Déwa Putu looks into the mirror several times before being satisfied with the result. His enhanced smile is not the most important thing, however: the ritual is aimed at symbolically destroying the remains of bestiality in man which, according to local belief, is one of the six cardinal sins. This is why the teeth – especially the canines – are filed to an equal length. If one were to enter hell with their canines in their original state, one would come back to earth as a dog – a very undesirable prospect for any Balinese person.
After a third banquet – organised this time for those who did not participate in the preparations (but come bearing gifts and leave once having eaten their fill), another lot of guests arrive for the second part of the ceremony: the wedding, that takes place primarily in the Brahman High Priest’s office.
For the moment, the married couple are shut in the pavilion where two hours will be spent dressing them according to traditional custom: kriss (a sword) on the young man’s back, a flowered and gilded headdress for the young girl, and silver brocade for both. In the temple that occupies the upper eastern corner of the enclosure, the High Priest is blessing the offerings with gestures and magical phrases derived from Hindu customs.
The entire ceremony is focused on a puppet theatre show performed in the western part of the residential enclosure relating an extract from the Indian epic Mahabbarata namely, the story of the “Marriage of Arjune.” This show adds a symbolic and a timeless dimension to the proceedings.

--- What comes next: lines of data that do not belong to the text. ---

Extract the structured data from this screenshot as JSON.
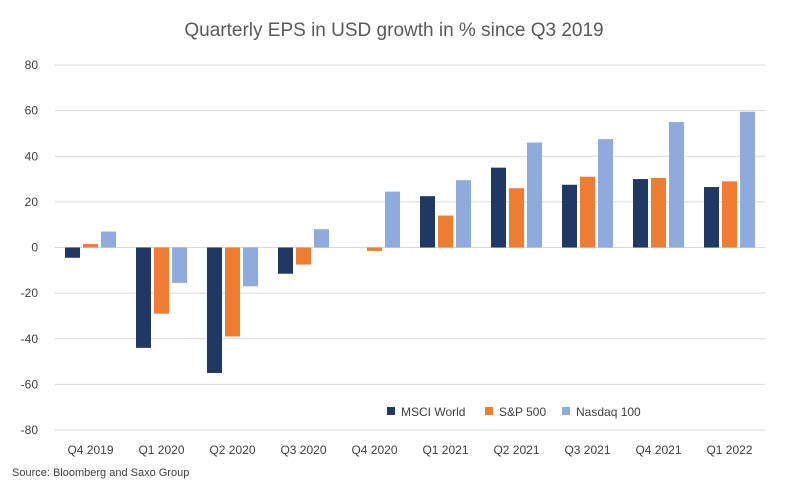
{
  "chart_data": {
    "type": "bar",
    "title": "Quarterly EPS in USD growth in % since Q3 2019",
    "xlabel": "",
    "ylabel": "",
    "categories": [
      "Q4 2019",
      "Q1 2020",
      "Q2 2020",
      "Q3 2020",
      "Q4 2020",
      "Q1 2021",
      "Q2 2021",
      "Q3 2021",
      "Q4 2021",
      "Q1 2022"
    ],
    "series": [
      {
        "name": "MSCI World",
        "color": "#203864",
        "values": [
          -4.5,
          -44,
          -55,
          -11.5,
          0,
          22.5,
          35,
          27.5,
          30,
          26.5
        ]
      },
      {
        "name": "S&P 500",
        "color": "#ED7D31",
        "values": [
          1.5,
          -29,
          -39,
          -7.5,
          -1.5,
          14,
          26,
          31,
          30.5,
          29
        ]
      },
      {
        "name": "Nasdaq 100",
        "color": "#8FAADC",
        "values": [
          7,
          -15.5,
          -17,
          8,
          24.5,
          29.5,
          46,
          47.5,
          55,
          59.5
        ]
      }
    ],
    "ylim": [
      -80,
      80
    ],
    "yticks": [
      80,
      60,
      40,
      20,
      0,
      -20,
      -40,
      -60,
      -80
    ],
    "grid": true,
    "legend_position": "bottom-right",
    "source": "Source: Bloomberg and Saxo Group"
  }
}
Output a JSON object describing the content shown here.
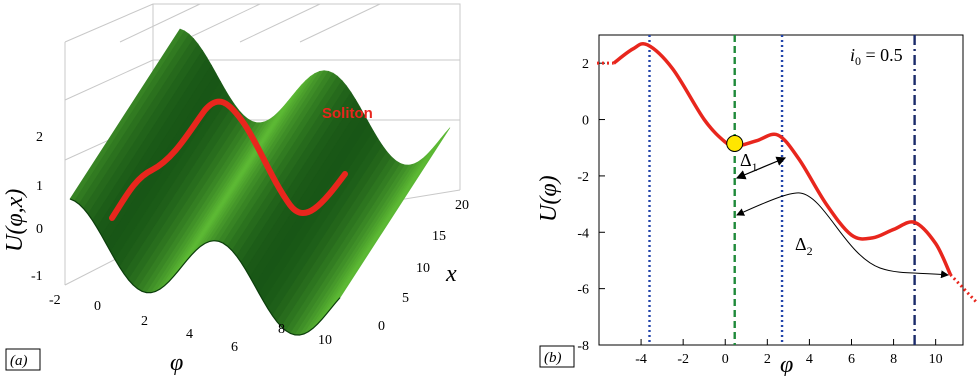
{
  "chart_data": [
    {
      "type": "surface",
      "panel_label": "(a)",
      "xlabel": "φ",
      "ylabel": "x",
      "zlabel": "U(φ,x)",
      "annotation": "Soliton",
      "x_ticks": [
        "0",
        "2",
        "4",
        "6",
        "8",
        "10"
      ],
      "y_ticks": [
        "0",
        "5",
        "10",
        "15",
        "20"
      ],
      "z_ticks": [
        "-2",
        "-1",
        "0",
        "1",
        "2"
      ],
      "xlim": [
        -1,
        11
      ],
      "ylim": [
        0,
        20
      ],
      "zlim": [
        -2,
        2
      ],
      "surface_color": "#2e9a2e",
      "soliton_color": "#e8261d"
    },
    {
      "type": "line",
      "panel_label": "(b)",
      "annotation": "i0 = 0.5",
      "xlabel": "φ",
      "ylabel": "U(φ)",
      "x_ticks": [
        "-4",
        "-2",
        "0",
        "2",
        "4",
        "6",
        "8",
        "10"
      ],
      "y_ticks": [
        "2",
        "0",
        "-2",
        "-4",
        "-6",
        "-8"
      ],
      "xlim": [
        -6,
        11.3
      ],
      "ylim": [
        -8,
        3
      ],
      "series": [
        {
          "color": "#e8261d",
          "x": [
            -5.3,
            -4.4,
            -3.7,
            -2.5,
            -1,
            0,
            0.5,
            1.5,
            2.5,
            3.5,
            4.8,
            6,
            7,
            8,
            9,
            10,
            10.7
          ],
          "y": [
            2.0,
            2.5,
            2.65,
            1.8,
            0.0,
            -0.8,
            -0.95,
            -0.75,
            -0.55,
            -1.4,
            -3.0,
            -4.1,
            -4.2,
            -3.9,
            -3.65,
            -4.4,
            -5.5
          ]
        }
      ],
      "vlines": [
        {
          "x": -3.6,
          "style": "dotted",
          "color": "#2244aa"
        },
        {
          "x": 0.45,
          "style": "dashed",
          "color": "#1f8a3a"
        },
        {
          "x": 2.7,
          "style": "dotted",
          "color": "#2244aa"
        },
        {
          "x": 9.0,
          "style": "dash-dot",
          "color": "#1a2a6a"
        }
      ],
      "ball": {
        "x": 0.45,
        "y": -0.85,
        "color": "#ffe600"
      },
      "delta1_label": "Δ1",
      "delta2_label": "Δ2"
    }
  ],
  "labels": {
    "soliton": "Soliton",
    "panel_a": "(a)",
    "panel_b": "(b)",
    "i0": "i0 = 0.5",
    "delta1": "Δ",
    "delta1_sub": "1",
    "delta2": "Δ",
    "delta2_sub": "2"
  }
}
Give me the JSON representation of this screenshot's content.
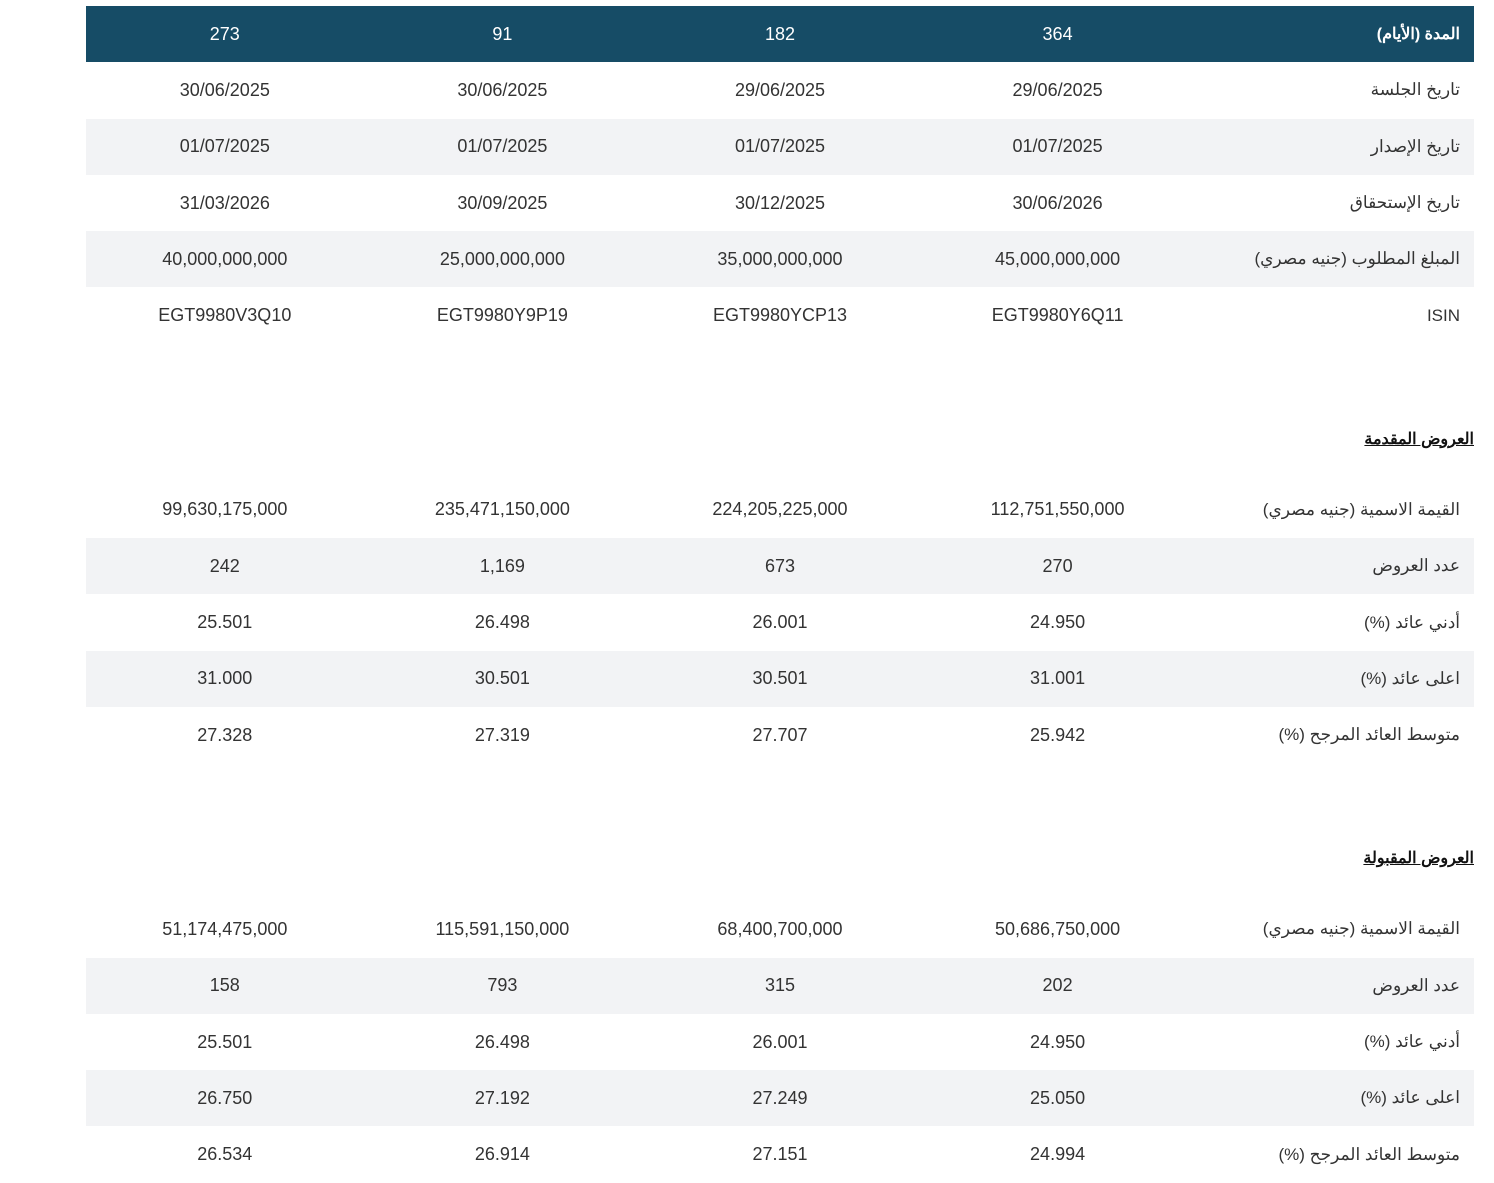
{
  "header": {
    "label": "المدة (الأيام)",
    "values": [
      "364",
      "182",
      "91",
      "273"
    ]
  },
  "info_rows": [
    {
      "label": "تاريخ الجلسة",
      "values": [
        "29/06/2025",
        "29/06/2025",
        "30/06/2025",
        "30/06/2025"
      ]
    },
    {
      "label": "تاريخ الإصدار",
      "values": [
        "01/07/2025",
        "01/07/2025",
        "01/07/2025",
        "01/07/2025"
      ]
    },
    {
      "label": "تاريخ الإستحقاق",
      "values": [
        "30/06/2026",
        "30/12/2025",
        "30/09/2025",
        "31/03/2026"
      ]
    },
    {
      "label": "المبلغ المطلوب (جنيه مصري)",
      "values": [
        "45,000,000,000",
        "35,000,000,000",
        "25,000,000,000",
        "40,000,000,000"
      ]
    },
    {
      "label": "ISIN",
      "values": [
        "EGT9980Y6Q11",
        "EGT9980YCP13",
        "EGT9980Y9P19",
        "EGT9980V3Q10"
      ]
    }
  ],
  "submitted": {
    "title": "العروض المقدمة",
    "rows": [
      {
        "label": "القيمة الاسمية (جنيه مصري)",
        "values": [
          "112,751,550,000",
          "224,205,225,000",
          "235,471,150,000",
          "99,630,175,000"
        ]
      },
      {
        "label": "عدد العروض",
        "values": [
          "270",
          "673",
          "1,169",
          "242"
        ]
      },
      {
        "label": "أدني عائد (%)",
        "values": [
          "24.950",
          "26.001",
          "26.498",
          "25.501"
        ]
      },
      {
        "label": "اعلى عائد (%)",
        "values": [
          "31.001",
          "30.501",
          "30.501",
          "31.000"
        ]
      },
      {
        "label": "متوسط العائد المرجح (%)",
        "values": [
          "25.942",
          "27.707",
          "27.319",
          "27.328"
        ]
      }
    ]
  },
  "accepted": {
    "title": "العروض المقبولة",
    "rows": [
      {
        "label": "القيمة الاسمية (جنيه مصري)",
        "values": [
          "50,686,750,000",
          "68,400,700,000",
          "115,591,150,000",
          "51,174,475,000"
        ]
      },
      {
        "label": "عدد العروض",
        "values": [
          "202",
          "315",
          "793",
          "158"
        ]
      },
      {
        "label": "أدني عائد (%)",
        "values": [
          "24.950",
          "26.001",
          "26.498",
          "25.501"
        ]
      },
      {
        "label": "اعلى عائد (%)",
        "values": [
          "25.050",
          "27.249",
          "27.192",
          "26.750"
        ]
      },
      {
        "label": "متوسط العائد المرجح (%)",
        "values": [
          "24.994",
          "27.151",
          "26.914",
          "26.534"
        ]
      }
    ]
  },
  "colors": {
    "header_bg": "#164c66",
    "alt_row_bg": "#f2f3f5"
  }
}
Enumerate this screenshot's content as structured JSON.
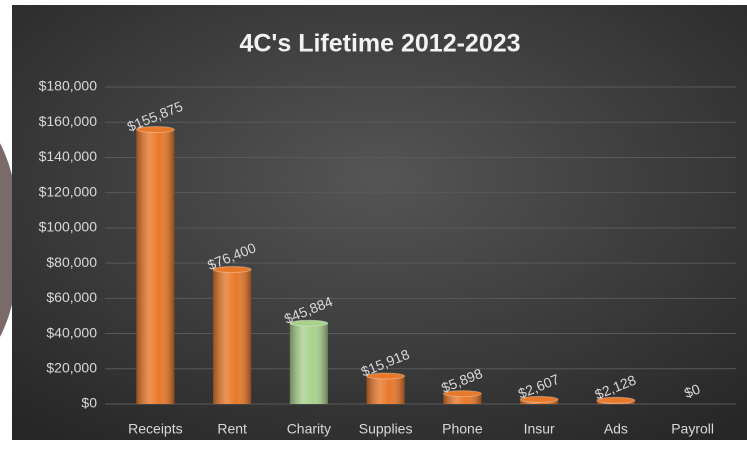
{
  "chart_data": {
    "type": "bar",
    "title": "4C's Lifetime 2012-2023",
    "categories": [
      "Receipts",
      "Rent",
      "Charity",
      "Supplies",
      "Phone",
      "Insur",
      "Ads",
      "Payroll"
    ],
    "values": [
      155875,
      76400,
      45884,
      15918,
      5898,
      2607,
      2128,
      0
    ],
    "value_labels": [
      "$155,875",
      "$76,400",
      "$45,884",
      "$15,918",
      "$5,898",
      "$2,607",
      "$2,128",
      "$0"
    ],
    "colors": [
      "#e8782a",
      "#e8782a",
      "#a9d18e",
      "#e8782a",
      "#e8782a",
      "#e8782a",
      "#e8782a",
      "#e8782a"
    ],
    "ylim": [
      0,
      180000
    ],
    "yticks": [
      {
        "value": 0,
        "label": "$0"
      },
      {
        "value": 20000,
        "label": "$20,000"
      },
      {
        "value": 40000,
        "label": "$40,000"
      },
      {
        "value": 60000,
        "label": "$60,000"
      },
      {
        "value": 80000,
        "label": "$80,000"
      },
      {
        "value": 100000,
        "label": "$100,000"
      },
      {
        "value": 120000,
        "label": "$120,000"
      },
      {
        "value": 140000,
        "label": "$140,000"
      },
      {
        "value": 160000,
        "label": "$160,000"
      },
      {
        "value": 180000,
        "label": "$180,000"
      }
    ],
    "grid": true
  }
}
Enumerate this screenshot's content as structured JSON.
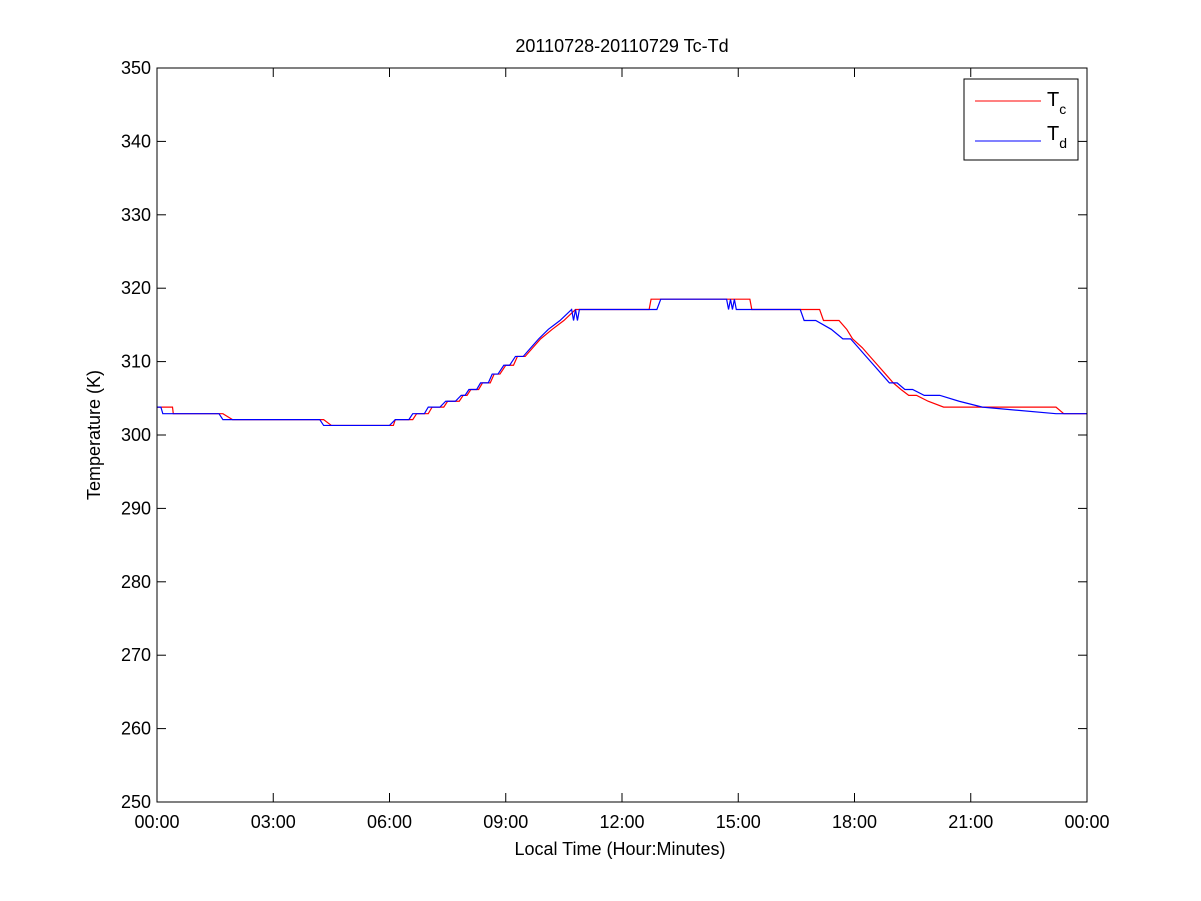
{
  "chart_data": {
    "type": "line",
    "title": "20110728-20110729 Tc-Td",
    "xlabel": "Local Time (Hour:Minutes)",
    "ylabel": "Temperature (K)",
    "xlim": [
      0,
      24
    ],
    "ylim": [
      250,
      350
    ],
    "x_ticks": [
      0,
      3,
      6,
      9,
      12,
      15,
      18,
      21,
      24
    ],
    "x_tick_labels": [
      "00:00",
      "03:00",
      "06:00",
      "09:00",
      "12:00",
      "15:00",
      "18:00",
      "21:00",
      "00:00"
    ],
    "y_ticks": [
      250,
      260,
      270,
      280,
      290,
      300,
      310,
      320,
      330,
      340,
      350
    ],
    "legend_position": "top-right",
    "series": [
      {
        "name": "Tc",
        "legend_main": "T",
        "legend_sub": "c",
        "color": "#ff0000",
        "x": [
          0.0,
          0.4,
          0.42,
          1.7,
          1.95,
          4.3,
          4.5,
          6.1,
          6.15,
          6.6,
          6.7,
          7.0,
          7.1,
          7.4,
          7.5,
          7.8,
          7.9,
          8.0,
          8.1,
          8.3,
          8.4,
          8.6,
          8.7,
          8.85,
          9.0,
          9.2,
          9.3,
          9.5,
          9.7,
          9.9,
          10.2,
          10.5,
          10.8,
          12.7,
          12.75,
          15.3,
          15.35,
          17.1,
          17.2,
          17.6,
          17.8,
          17.95,
          18.2,
          18.4,
          18.6,
          18.8,
          19.0,
          19.2,
          19.4,
          19.6,
          19.9,
          20.3,
          20.8,
          21.5,
          23.2,
          23.4,
          24.0
        ],
        "y": [
          303.8,
          303.8,
          302.9,
          302.9,
          302.1,
          302.1,
          301.3,
          301.3,
          302.1,
          302.1,
          302.9,
          302.9,
          303.8,
          303.8,
          304.6,
          304.6,
          305.4,
          305.4,
          306.2,
          306.2,
          307.1,
          307.1,
          308.3,
          308.3,
          309.5,
          309.5,
          310.7,
          310.7,
          311.9,
          313.1,
          314.4,
          315.6,
          317.1,
          317.1,
          318.5,
          318.5,
          317.1,
          317.1,
          315.6,
          315.6,
          314.4,
          313.1,
          311.9,
          310.7,
          309.5,
          308.3,
          307.1,
          306.2,
          305.4,
          305.4,
          304.6,
          303.8,
          303.8,
          303.8,
          303.8,
          302.9,
          302.9
        ]
      },
      {
        "name": "Td",
        "legend_main": "T",
        "legend_sub": "d",
        "color": "#0000ff",
        "x": [
          0.0,
          0.1,
          0.15,
          1.6,
          1.7,
          4.2,
          4.3,
          6.0,
          6.15,
          6.5,
          6.6,
          6.9,
          7.0,
          7.3,
          7.45,
          7.7,
          7.85,
          7.95,
          8.05,
          8.25,
          8.35,
          8.55,
          8.65,
          8.8,
          8.95,
          9.1,
          9.25,
          9.45,
          9.65,
          9.85,
          10.1,
          10.4,
          10.7,
          10.75,
          10.8,
          10.85,
          10.9,
          12.9,
          13.0,
          14.7,
          14.75,
          14.8,
          14.85,
          14.9,
          14.95,
          16.6,
          16.7,
          17.0,
          17.4,
          17.7,
          17.9,
          18.1,
          18.3,
          18.5,
          18.7,
          18.9,
          19.1,
          19.3,
          19.5,
          19.8,
          20.2,
          20.7,
          21.3,
          23.2,
          24.0
        ],
        "y": [
          303.8,
          303.8,
          302.9,
          302.9,
          302.1,
          302.1,
          301.3,
          301.3,
          302.1,
          302.1,
          302.9,
          302.9,
          303.8,
          303.8,
          304.6,
          304.6,
          305.4,
          305.4,
          306.2,
          306.2,
          307.1,
          307.1,
          308.3,
          308.3,
          309.5,
          309.5,
          310.7,
          310.7,
          311.9,
          313.1,
          314.4,
          315.6,
          317.1,
          315.6,
          317.1,
          315.6,
          317.1,
          317.1,
          318.5,
          318.5,
          317.1,
          318.5,
          317.1,
          318.5,
          317.1,
          317.1,
          315.6,
          315.6,
          314.4,
          313.1,
          313.1,
          311.9,
          310.7,
          309.5,
          308.3,
          307.1,
          307.1,
          306.2,
          306.2,
          305.4,
          305.4,
          304.6,
          303.8,
          302.9,
          302.9
        ]
      }
    ]
  }
}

Most of the congregation chatter away during the whole of the ceremony. This is perfectly normal in Bali for religion is omnipresent and pragmatic acts such as offerings are more important than dutifully pious faces.
Following a sacrifice on the ground aimed at satisfying and neutralising the inferior powers that lurk ‘below the belt’ the couple will be blessed by the High Priest who during this ceremony incarnates the god Siwa (derived from the Hindu Shiva). The couple and their next-of-kin are showered with various sparkling waters from different temples. A delegation also went to fetch some water from the bride’s village as well as taking gifts to her parents and ancestors in a farewell ceremony worthy of her.
The parents of the bride have also attended the ceremony. Déwa’s father says with some satisfaction that “It is not customary, but by this gesture, they have shown us all that they accepted our son as their daughter’s husband. Family connections should continue despite the class gap.” Even in Bali, tradition and hierarchy have to bow to individual cases - to love that knows no bounds.